Portugal imposes local night-time curfews as COVID-19 cases hit record

Catarina Demony
·2-min read
Spread of the coronavirus disease (COVID-19) in Lisbon
Spread of the coronavirus disease (COVID-19) in Lisbon

By Catarina Demony

LISBON (Reuters) - Portugal will impose localised night-time curfews from Monday to contain the spread of the coronavirus as the number of cases reached a record high, Prime Minister Antonio Costa announced in the early hours of Sunday.

"We cannot have the slightest doubt that everything must be done to contain the pandemic," Costa told a news conference. "If we fail to do so, we must increasingly adopt more restrictive measures and compromise the month of December."

The overnight curfew, from 11 p.m. to 5 a.m., will come into force across 121 of the country's 308 municipalities, including Lisbon and Porto, on Monday as the country enters a 15-day state of emergency. Night workers are exempted.

Costa also announced those in the 121 municipalities - home to about 70% of Portugal's population - will not be able to leave their homes between 1 p.m. and 5 a.m. during the next two weekends - on both Saturday and Sunday.

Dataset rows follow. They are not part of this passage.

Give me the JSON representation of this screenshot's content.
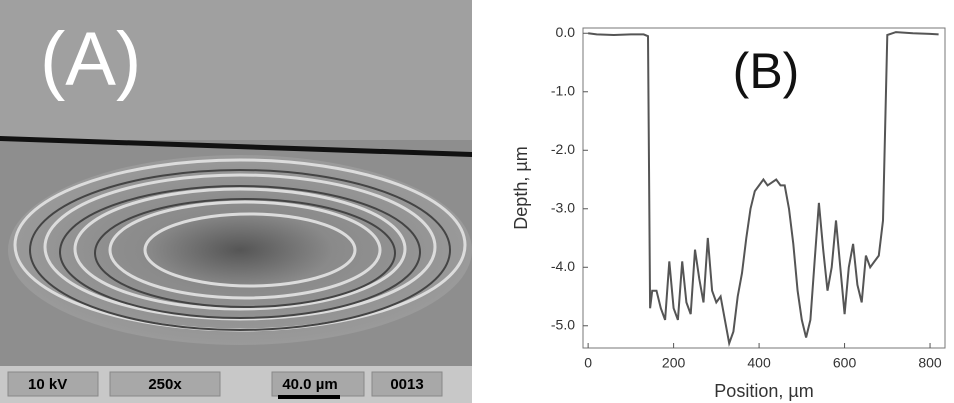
{
  "image_panel": {
    "panel_label": "(A)",
    "scale_bar": {
      "voltage": "10 kV",
      "magnification": "250x",
      "length": "40.0 µm",
      "frame": "0013"
    }
  },
  "chart_data": {
    "type": "line",
    "panel_label": "(B)",
    "x_label": "Position, µm",
    "y_label": "Depth, µm",
    "color": "#555555",
    "x": [
      0,
      20,
      60,
      100,
      130,
      140,
      145,
      150,
      160,
      170,
      180,
      190,
      200,
      210,
      220,
      230,
      240,
      250,
      260,
      270,
      280,
      290,
      300,
      310,
      320,
      330,
      340,
      350,
      360,
      370,
      380,
      390,
      400,
      410,
      420,
      440,
      450,
      460,
      470,
      480,
      490,
      500,
      510,
      520,
      530,
      540,
      550,
      560,
      570,
      580,
      590,
      600,
      610,
      620,
      630,
      640,
      650,
      660,
      670,
      680,
      690,
      700,
      720,
      760,
      800,
      820
    ],
    "values": [
      0,
      -0.02,
      -0.03,
      -0.02,
      -0.02,
      -0.05,
      -4.7,
      -4.4,
      -4.4,
      -4.7,
      -4.9,
      -3.9,
      -4.7,
      -4.9,
      -3.9,
      -4.6,
      -4.8,
      -3.7,
      -4.2,
      -4.6,
      -3.5,
      -4.4,
      -4.6,
      -4.5,
      -4.9,
      -5.3,
      -5.1,
      -4.5,
      -4.1,
      -3.5,
      -3.0,
      -2.7,
      -2.6,
      -2.5,
      -2.6,
      -2.5,
      -2.6,
      -2.6,
      -3.0,
      -3.6,
      -4.4,
      -4.9,
      -5.2,
      -4.9,
      -3.9,
      -2.9,
      -3.7,
      -4.4,
      -4.0,
      -3.2,
      -4.0,
      -4.8,
      -4.0,
      -3.6,
      -4.3,
      -4.6,
      -3.8,
      -4.0,
      -3.9,
      -3.8,
      -3.2,
      -0.03,
      0.02,
      0,
      -0.01,
      -0.02
    ],
    "xlim": [
      -12,
      835
    ],
    "ylim": [
      -5.38,
      0.09
    ],
    "xticks": [
      0,
      200,
      400,
      600,
      800
    ],
    "yticks": [
      {
        "value": 0,
        "label": "0.0"
      },
      {
        "value": -1,
        "label": "-1.0"
      },
      {
        "value": -2,
        "label": "-2.0"
      },
      {
        "value": -3,
        "label": "-3.0"
      },
      {
        "value": -4,
        "label": "-4.0"
      },
      {
        "value": -5,
        "label": "-5.0"
      }
    ]
  }
}
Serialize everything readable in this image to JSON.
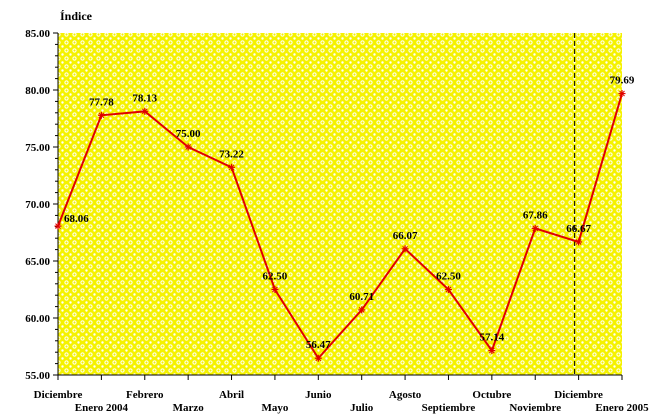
{
  "chart_data": {
    "type": "line",
    "ylabel": "Índice",
    "ylim": [
      55,
      85
    ],
    "yticks": [
      "55.00",
      "60.00",
      "65.00",
      "70.00",
      "75.00",
      "80.00",
      "85.00"
    ],
    "categories": [
      "Diciembre",
      "Enero 2004",
      "Febrero",
      "Marzo",
      "Abril",
      "Mayo",
      "Junio",
      "Julio",
      "Agosto",
      "Septiembre",
      "Octubre",
      "Noviembre",
      "Diciembre",
      "Enero 2005"
    ],
    "series": [
      {
        "values": [
          68.06,
          77.78,
          78.13,
          75.0,
          73.22,
          62.5,
          56.47,
          60.71,
          66.07,
          62.5,
          57.14,
          67.86,
          66.67,
          79.69
        ],
        "labels": [
          "68.06",
          "77.78",
          "78.13",
          "75.00",
          "73.22",
          "62.50",
          "56.47",
          "60.71",
          "66.07",
          "62.50",
          "57.14",
          "67.86",
          "66.67",
          "79.69"
        ],
        "color": "#e00000"
      }
    ],
    "divider_after_category": "Diciembre",
    "plot_background": "#f5f200",
    "pattern_color": "#ffffff",
    "grid": false
  }
}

Some commercial outlets will close during these times but restaurants will be allowed to provide takeaway services, Costa said, admitting the weekend measure will inevitably hit the sector hard.

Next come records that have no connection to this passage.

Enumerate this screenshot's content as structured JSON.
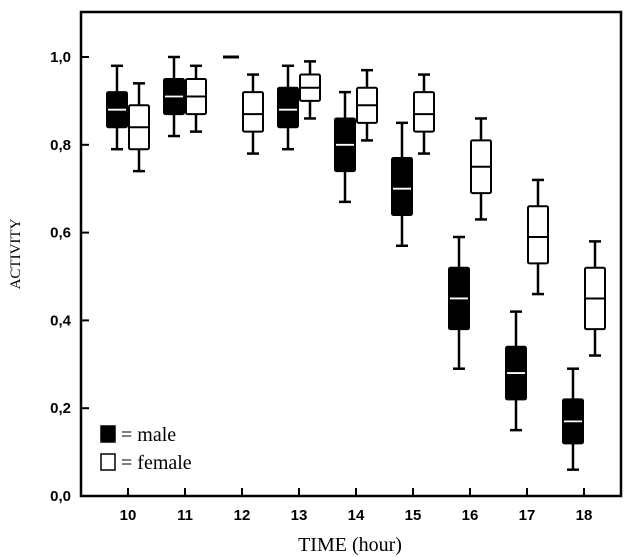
{
  "chart_data": {
    "type": "box",
    "xlabel": "TIME (hour)",
    "ylabel": "ACTIVITY",
    "ylim": [
      0,
      1.05
    ],
    "yticks": [
      {
        "value": 0.0,
        "label": "0,0"
      },
      {
        "value": 0.2,
        "label": "0,2"
      },
      {
        "value": 0.4,
        "label": "0,4"
      },
      {
        "value": 0.6,
        "label": "0,6"
      },
      {
        "value": 0.8,
        "label": "0,8"
      },
      {
        "value": 1.0,
        "label": "1,0"
      }
    ],
    "categories": [
      "10",
      "11",
      "12",
      "13",
      "14",
      "15",
      "16",
      "17",
      "18"
    ],
    "legend": {
      "position": "bottom-left",
      "entries": [
        {
          "series": "male",
          "label": "= male"
        },
        {
          "series": "female",
          "label": "= female"
        }
      ]
    },
    "series": [
      {
        "name": "male",
        "fill": "#000000",
        "boxes": [
          {
            "x": "10",
            "min": 0.79,
            "q1": 0.84,
            "median": 0.88,
            "q3": 0.92,
            "max": 0.98
          },
          {
            "x": "11",
            "min": 0.82,
            "q1": 0.87,
            "median": 0.91,
            "q3": 0.95,
            "max": 1.0
          },
          {
            "x": "12",
            "min": 1.0,
            "q1": 1.0,
            "median": 1.0,
            "q3": 1.0,
            "max": 1.0
          },
          {
            "x": "13",
            "min": 0.79,
            "q1": 0.84,
            "median": 0.88,
            "q3": 0.93,
            "max": 0.98
          },
          {
            "x": "14",
            "min": 0.67,
            "q1": 0.74,
            "median": 0.8,
            "q3": 0.86,
            "max": 0.92
          },
          {
            "x": "15",
            "min": 0.57,
            "q1": 0.64,
            "median": 0.7,
            "q3": 0.77,
            "max": 0.85
          },
          {
            "x": "16",
            "min": 0.29,
            "q1": 0.38,
            "median": 0.45,
            "q3": 0.52,
            "max": 0.59
          },
          {
            "x": "17",
            "min": 0.15,
            "q1": 0.22,
            "median": 0.28,
            "q3": 0.34,
            "max": 0.42
          },
          {
            "x": "18",
            "min": 0.06,
            "q1": 0.12,
            "median": 0.17,
            "q3": 0.22,
            "max": 0.29
          }
        ]
      },
      {
        "name": "female",
        "fill": "#ffffff",
        "boxes": [
          {
            "x": "10",
            "min": 0.74,
            "q1": 0.79,
            "median": 0.84,
            "q3": 0.89,
            "max": 0.94
          },
          {
            "x": "11",
            "min": 0.83,
            "q1": 0.87,
            "median": 0.91,
            "q3": 0.95,
            "max": 0.98
          },
          {
            "x": "12",
            "min": 0.78,
            "q1": 0.83,
            "median": 0.87,
            "q3": 0.92,
            "max": 0.96
          },
          {
            "x": "13",
            "min": 0.86,
            "q1": 0.9,
            "median": 0.93,
            "q3": 0.96,
            "max": 0.99
          },
          {
            "x": "14",
            "min": 0.81,
            "q1": 0.85,
            "median": 0.89,
            "q3": 0.93,
            "max": 0.97
          },
          {
            "x": "15",
            "min": 0.78,
            "q1": 0.83,
            "median": 0.87,
            "q3": 0.92,
            "max": 0.96
          },
          {
            "x": "16",
            "min": 0.63,
            "q1": 0.69,
            "median": 0.75,
            "q3": 0.81,
            "max": 0.86
          },
          {
            "x": "17",
            "min": 0.46,
            "q1": 0.53,
            "median": 0.59,
            "q3": 0.66,
            "max": 0.72
          },
          {
            "x": "18",
            "min": 0.32,
            "q1": 0.38,
            "median": 0.45,
            "q3": 0.52,
            "max": 0.58
          }
        ]
      }
    ]
  }
}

The initial state of emergency, which under Portuguese law can be extended indefinitely in 15-day periods, was declared in March and lasted six weeks. It restricted the movement of people and led thousands of businesses to suspend activities.

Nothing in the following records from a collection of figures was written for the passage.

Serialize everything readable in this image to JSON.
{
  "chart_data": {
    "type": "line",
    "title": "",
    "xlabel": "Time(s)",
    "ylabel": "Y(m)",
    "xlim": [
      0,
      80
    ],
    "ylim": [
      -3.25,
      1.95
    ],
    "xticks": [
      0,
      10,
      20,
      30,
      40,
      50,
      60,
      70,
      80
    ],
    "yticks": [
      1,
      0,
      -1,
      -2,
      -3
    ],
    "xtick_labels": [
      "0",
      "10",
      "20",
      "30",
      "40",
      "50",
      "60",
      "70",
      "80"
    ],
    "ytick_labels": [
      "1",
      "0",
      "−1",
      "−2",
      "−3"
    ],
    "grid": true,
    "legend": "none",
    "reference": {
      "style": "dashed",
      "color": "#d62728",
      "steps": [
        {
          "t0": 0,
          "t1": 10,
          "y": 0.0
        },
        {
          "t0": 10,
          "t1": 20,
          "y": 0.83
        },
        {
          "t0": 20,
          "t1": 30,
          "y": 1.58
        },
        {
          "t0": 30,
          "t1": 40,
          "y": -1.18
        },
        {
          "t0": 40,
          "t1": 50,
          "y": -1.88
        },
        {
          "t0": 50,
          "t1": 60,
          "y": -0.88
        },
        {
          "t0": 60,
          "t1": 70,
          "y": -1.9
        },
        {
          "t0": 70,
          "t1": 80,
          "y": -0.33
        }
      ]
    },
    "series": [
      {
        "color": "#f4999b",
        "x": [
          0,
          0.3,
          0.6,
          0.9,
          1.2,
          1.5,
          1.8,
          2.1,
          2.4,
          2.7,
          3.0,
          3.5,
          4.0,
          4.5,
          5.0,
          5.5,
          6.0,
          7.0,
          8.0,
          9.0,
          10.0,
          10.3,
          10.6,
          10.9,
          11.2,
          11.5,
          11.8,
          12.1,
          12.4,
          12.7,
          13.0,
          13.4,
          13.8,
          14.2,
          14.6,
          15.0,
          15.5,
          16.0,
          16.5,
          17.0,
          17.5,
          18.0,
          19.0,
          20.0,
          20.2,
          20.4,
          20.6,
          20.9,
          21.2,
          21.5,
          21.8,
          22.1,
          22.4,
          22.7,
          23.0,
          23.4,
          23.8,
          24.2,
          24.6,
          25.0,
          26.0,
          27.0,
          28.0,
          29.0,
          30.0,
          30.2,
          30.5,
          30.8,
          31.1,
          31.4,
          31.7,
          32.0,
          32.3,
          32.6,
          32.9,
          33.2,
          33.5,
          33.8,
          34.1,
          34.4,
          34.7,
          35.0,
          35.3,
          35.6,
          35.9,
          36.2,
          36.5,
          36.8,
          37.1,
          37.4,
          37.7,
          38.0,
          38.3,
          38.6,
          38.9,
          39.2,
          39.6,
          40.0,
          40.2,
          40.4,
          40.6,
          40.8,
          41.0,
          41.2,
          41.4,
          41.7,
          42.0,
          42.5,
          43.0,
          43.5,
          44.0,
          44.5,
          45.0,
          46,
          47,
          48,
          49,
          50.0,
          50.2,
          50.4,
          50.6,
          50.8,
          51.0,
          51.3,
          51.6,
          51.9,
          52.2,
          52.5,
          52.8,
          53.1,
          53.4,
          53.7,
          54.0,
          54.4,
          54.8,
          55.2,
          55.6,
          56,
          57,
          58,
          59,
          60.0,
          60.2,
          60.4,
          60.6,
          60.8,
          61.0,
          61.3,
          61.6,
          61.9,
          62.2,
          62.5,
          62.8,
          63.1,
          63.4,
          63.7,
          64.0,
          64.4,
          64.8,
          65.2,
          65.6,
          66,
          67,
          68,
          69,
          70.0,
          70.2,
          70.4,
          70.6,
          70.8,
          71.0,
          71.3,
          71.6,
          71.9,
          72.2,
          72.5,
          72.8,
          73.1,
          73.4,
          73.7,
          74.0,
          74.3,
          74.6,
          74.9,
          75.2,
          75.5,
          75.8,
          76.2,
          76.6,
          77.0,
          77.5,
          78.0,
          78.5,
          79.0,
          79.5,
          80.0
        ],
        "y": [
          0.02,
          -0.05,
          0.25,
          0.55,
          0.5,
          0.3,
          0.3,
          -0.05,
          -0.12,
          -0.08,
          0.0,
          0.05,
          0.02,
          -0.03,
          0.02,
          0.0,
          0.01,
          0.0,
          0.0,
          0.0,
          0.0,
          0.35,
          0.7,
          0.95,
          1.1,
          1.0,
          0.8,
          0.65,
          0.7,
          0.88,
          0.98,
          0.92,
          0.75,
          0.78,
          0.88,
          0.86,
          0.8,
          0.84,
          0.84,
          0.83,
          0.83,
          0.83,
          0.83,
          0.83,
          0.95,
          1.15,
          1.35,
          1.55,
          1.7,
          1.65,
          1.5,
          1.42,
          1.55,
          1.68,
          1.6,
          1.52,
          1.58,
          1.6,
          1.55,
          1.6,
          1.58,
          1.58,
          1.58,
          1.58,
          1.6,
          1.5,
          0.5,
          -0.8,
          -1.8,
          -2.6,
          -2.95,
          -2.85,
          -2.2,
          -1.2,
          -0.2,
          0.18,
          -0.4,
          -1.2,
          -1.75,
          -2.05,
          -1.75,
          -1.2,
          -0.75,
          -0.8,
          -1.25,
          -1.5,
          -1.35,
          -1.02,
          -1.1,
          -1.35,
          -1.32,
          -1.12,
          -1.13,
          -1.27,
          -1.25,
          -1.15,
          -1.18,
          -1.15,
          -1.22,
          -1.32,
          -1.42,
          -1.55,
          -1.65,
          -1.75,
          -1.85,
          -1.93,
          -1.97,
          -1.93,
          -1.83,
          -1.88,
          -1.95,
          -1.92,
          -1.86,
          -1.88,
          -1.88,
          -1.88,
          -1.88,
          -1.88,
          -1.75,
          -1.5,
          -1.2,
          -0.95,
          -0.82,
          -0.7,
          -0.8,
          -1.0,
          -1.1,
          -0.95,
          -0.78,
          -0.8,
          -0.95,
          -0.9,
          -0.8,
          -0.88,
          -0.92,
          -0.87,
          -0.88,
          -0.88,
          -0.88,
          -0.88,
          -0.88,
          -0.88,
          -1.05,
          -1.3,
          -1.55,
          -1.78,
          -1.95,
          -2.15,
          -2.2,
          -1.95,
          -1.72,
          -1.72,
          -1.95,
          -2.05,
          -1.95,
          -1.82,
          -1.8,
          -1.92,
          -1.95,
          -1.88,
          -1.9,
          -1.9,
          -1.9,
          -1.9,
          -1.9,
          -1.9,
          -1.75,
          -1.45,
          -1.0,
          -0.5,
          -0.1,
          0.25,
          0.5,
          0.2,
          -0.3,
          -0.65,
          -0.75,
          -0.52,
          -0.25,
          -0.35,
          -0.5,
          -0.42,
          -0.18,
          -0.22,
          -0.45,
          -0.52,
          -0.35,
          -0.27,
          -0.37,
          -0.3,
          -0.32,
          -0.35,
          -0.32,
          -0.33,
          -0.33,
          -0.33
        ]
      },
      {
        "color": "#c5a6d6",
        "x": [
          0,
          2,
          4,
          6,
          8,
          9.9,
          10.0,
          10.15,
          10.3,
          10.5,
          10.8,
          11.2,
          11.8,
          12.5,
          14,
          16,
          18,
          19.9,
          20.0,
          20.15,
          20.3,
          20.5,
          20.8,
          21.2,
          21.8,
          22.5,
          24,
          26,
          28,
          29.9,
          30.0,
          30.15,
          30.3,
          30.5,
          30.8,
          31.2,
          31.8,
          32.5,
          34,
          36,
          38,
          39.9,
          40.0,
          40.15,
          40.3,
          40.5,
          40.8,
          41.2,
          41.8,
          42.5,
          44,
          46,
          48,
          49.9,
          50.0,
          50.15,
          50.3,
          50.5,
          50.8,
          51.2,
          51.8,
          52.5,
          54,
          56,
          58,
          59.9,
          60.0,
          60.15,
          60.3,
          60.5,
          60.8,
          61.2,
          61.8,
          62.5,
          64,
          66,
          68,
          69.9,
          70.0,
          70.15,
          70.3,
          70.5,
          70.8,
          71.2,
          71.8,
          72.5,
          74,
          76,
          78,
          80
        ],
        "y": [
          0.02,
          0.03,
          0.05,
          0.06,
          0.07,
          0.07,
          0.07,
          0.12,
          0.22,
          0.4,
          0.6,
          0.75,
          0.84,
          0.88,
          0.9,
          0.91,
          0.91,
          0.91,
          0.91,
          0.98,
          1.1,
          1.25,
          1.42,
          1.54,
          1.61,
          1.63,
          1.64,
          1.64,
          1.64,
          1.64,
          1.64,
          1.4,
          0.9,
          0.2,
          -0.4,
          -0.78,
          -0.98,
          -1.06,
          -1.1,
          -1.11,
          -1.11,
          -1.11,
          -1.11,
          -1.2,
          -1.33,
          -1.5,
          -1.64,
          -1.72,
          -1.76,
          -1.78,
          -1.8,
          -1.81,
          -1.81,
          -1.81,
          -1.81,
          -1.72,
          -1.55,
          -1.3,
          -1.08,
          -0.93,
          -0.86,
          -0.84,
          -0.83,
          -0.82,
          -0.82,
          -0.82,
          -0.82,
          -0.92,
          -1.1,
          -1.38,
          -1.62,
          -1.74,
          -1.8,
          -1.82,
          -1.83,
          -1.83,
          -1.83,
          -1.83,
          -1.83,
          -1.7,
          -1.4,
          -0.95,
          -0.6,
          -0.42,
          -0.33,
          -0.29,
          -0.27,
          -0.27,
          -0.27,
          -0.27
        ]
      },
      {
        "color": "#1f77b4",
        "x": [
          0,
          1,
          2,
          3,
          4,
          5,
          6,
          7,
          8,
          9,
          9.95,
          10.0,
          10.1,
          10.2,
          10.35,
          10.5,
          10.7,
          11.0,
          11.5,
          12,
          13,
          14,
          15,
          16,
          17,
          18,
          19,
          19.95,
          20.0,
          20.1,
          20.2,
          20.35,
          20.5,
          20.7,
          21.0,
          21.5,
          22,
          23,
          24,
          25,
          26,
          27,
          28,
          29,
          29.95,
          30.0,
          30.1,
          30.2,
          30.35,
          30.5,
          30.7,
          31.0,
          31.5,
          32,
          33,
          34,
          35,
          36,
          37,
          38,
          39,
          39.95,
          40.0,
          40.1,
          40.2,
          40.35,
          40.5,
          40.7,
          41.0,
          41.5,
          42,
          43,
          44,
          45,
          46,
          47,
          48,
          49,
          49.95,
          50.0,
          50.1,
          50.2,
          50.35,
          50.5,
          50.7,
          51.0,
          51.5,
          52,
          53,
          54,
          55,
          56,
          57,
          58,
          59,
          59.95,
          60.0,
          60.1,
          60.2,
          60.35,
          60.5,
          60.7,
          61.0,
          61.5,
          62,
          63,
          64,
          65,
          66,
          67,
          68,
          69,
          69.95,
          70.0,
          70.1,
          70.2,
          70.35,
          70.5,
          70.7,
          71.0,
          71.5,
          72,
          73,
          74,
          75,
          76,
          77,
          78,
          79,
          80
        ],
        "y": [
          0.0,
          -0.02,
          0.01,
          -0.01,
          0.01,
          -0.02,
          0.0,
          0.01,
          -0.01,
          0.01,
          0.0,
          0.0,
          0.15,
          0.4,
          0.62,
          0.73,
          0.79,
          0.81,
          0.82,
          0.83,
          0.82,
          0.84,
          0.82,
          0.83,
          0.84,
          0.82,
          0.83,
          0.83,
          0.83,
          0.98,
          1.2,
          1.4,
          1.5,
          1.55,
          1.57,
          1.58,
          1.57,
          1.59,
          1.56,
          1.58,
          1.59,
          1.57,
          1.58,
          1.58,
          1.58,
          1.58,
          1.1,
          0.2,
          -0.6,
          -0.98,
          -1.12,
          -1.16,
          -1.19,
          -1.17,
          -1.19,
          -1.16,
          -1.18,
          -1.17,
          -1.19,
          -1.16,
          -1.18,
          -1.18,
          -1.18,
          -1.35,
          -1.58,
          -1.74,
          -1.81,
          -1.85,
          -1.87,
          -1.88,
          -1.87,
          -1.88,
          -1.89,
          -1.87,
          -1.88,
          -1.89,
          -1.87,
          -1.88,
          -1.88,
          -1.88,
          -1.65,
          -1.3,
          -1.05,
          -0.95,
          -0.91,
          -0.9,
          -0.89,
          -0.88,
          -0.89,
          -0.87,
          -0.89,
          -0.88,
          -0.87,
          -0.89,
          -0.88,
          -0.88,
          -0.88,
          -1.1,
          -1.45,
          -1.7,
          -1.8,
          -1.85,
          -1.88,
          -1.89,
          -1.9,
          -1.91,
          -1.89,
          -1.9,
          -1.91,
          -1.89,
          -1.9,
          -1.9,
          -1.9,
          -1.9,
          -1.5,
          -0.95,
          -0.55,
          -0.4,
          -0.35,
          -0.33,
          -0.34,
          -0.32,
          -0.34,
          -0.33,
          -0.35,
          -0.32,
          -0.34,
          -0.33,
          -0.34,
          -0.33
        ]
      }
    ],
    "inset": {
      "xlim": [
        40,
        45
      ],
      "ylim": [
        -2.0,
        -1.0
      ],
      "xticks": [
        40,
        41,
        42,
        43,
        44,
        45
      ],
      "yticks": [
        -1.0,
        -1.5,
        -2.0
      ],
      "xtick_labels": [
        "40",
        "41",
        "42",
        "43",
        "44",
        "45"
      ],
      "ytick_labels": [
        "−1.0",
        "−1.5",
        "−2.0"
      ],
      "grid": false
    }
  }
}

Portugal, with just over 10 million people, has recorded a comparatively low 173,540 cases and 2,848 deaths but it reached 6,640 cases on Saturday, the highest daily figure since the pandemic started. Testing has also increased.

A total of 2,420 people are in hospital, with 366 in intensive care units (ICUs) - more than the April peak of 271.

The healthcare system, which prior to the pandemic had the lowest number of critical care beds per 100,000 inhabitants in Europe, can accommodate 800 COVID-19 patients in ICUs.